On August 24, 1988, a hearing was held on the State’s motion to apply defendant’s bond to the reimbursement order. Neither the State nor the defense presented any evidence. Defense counsel stated the defendant’s bond money had been provided by his parents. No objections were made to the order of recoupment, however, and defense counsel acknowledged the matter was at the discretion of the court. The court found no evidence had been submitted on the issue of the source of defendant’s bond. The court then ordered the money due the county for costs and the order of recoupment be taken from the defendant’s bond.

On appeal, the defendant questions the failure of the trial court to consider his ability to pay the costs of his defense.

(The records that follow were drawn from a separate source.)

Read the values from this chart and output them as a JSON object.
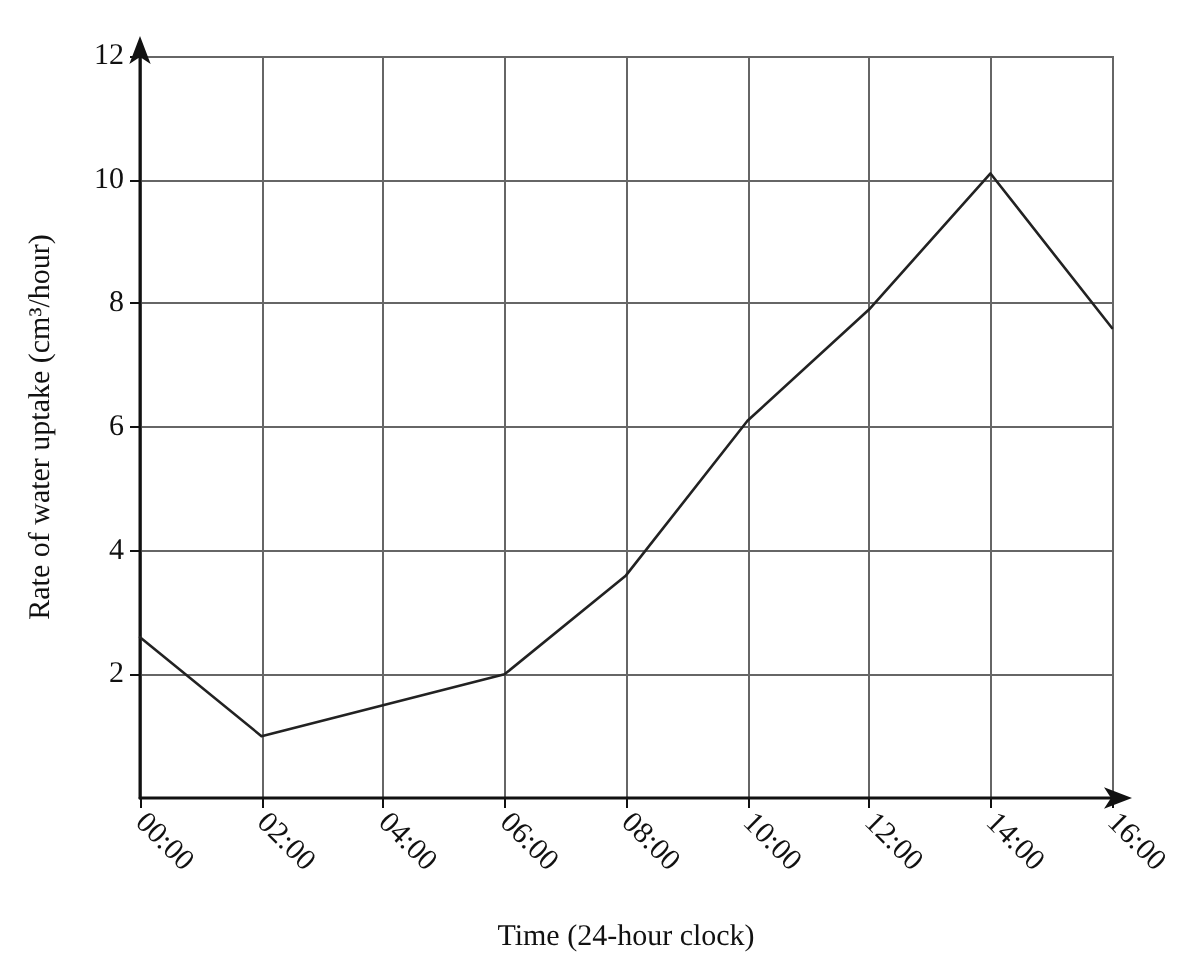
{
  "chart_data": {
    "type": "line",
    "xlabel": "Time (24-hour clock)",
    "ylabel": "Rate of water uptake (cm³/hour)",
    "x": [
      0,
      2,
      6,
      8,
      10,
      12,
      14,
      16
    ],
    "series": [
      {
        "color": "#222222",
        "values": [
          2.6,
          1.0,
          2.0,
          3.6,
          6.1,
          7.9,
          10.1,
          7.6
        ]
      }
    ],
    "xlim": [
      0,
      16
    ],
    "xticks": [
      {
        "value": 0,
        "label": "00:00"
      },
      {
        "value": 2,
        "label": "02:00"
      },
      {
        "value": 4,
        "label": "04:00"
      },
      {
        "value": 6,
        "label": "06:00"
      },
      {
        "value": 8,
        "label": "08:00"
      },
      {
        "value": 10,
        "label": "10:00"
      },
      {
        "value": 12,
        "label": "12:00"
      },
      {
        "value": 14,
        "label": "14:00"
      },
      {
        "value": 16,
        "label": "16:00"
      }
    ],
    "ylim": [
      0,
      12
    ],
    "yticks": [
      2,
      4,
      6,
      8,
      10,
      12
    ],
    "grid": true,
    "marker": "none",
    "line_style": "solid"
  }
}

This court has previously held that when making an order of recoupment, the court must consider all the relevant factors: the affidavit and financial circumstances of the defendant, the time spent representing the defendant, the expenses reasonably incurred, the nature of the services provided, and the statutory limitations. (Ill. Rev. Stat. 1985, ch. 38, par. 113 — 3.1.) The court must create a complete record that it considered the relevant factors. People v. Terry (1988), 170 Ill. App. 3d 484, 524 N.E.2d 685.

We have, on occasion, declined to apply the waiver rule to cases involving recoupment orders under section 113 — 3.1 of the Code of Criminal Procedure of 1963 (Ill. Rev. Stat. 1985, ch. 38, par. 113— 3.1). (E.g., People v. Brady (1988), 172 Ill. App. 3d 1079, 527 N.E.2d 590.) We did so to remedy what we perceived as confusion at the trial *956level concerning the rights of defendants, to emphasize and clarify the standards of recoupment orders, and to deal with the number of appeals raising this issue. This court has sufficiently set forth the requirements of a proper recoupment order, particularly in Brady and Terry. A careful reading of previous opinions makes clear that in declining to apply the waiver rule, this court was exercising its discretion, not creating a blanket rule involving all cases where recoupment is an issue. This court has not hesitated to apply the waiver rule where appropriate in reviewing recoupment orders. (See People v. Van Ostran (1988), 168 Ill. App. 3d 517, 522 N.E.2d 851.) It is solely within the discretion of the reviewing court to consider alleged errors not raised or presented at trial, even if such errors affect substantial rights. (People v. McCullum (1977), 66 Ill. 2d 306, 362 N.E.2d 307.) A nonjurisdictional issue, even one of a constitutional character, which has not been properly preserved for review will not be considered on appeal. People v. Pettigrew (1984), 123 Ill. App. 3d 649, 462 N.E.2d 1273.

The defendant here had two hearings at which he had the opportunity to object to the order of recoupment or to present any additional evidence to the court. Both defendant and defense counsel failed to appear at the first hearing. They essentially did nothing at the second hearing. Adequate notice of the hearing and its subject matter was given in both cases. It is an inappropriate use of judicial resources to permit a defendant who has been provided ample opportunity to present objections and evidence to the trial court to sit silently, do nothing, and then be allowed to raise matters on appeal which should have been presented to the trial court at the first recoupment hearing.

For this reason, the defendant has waived any error in the recoupment order by not raising any objections in the trial court. While we recognize the trial court here did not create a record indicating it had considered all relevant factors, we also note the defendant raised no objections to the order at the hearing. The defendant’s arguments concerning the recoupment order are waived and we affirm the decision of the circuit court.

Affirmed.

McCULLOUGH, Ed., and SPITZ, J., concur.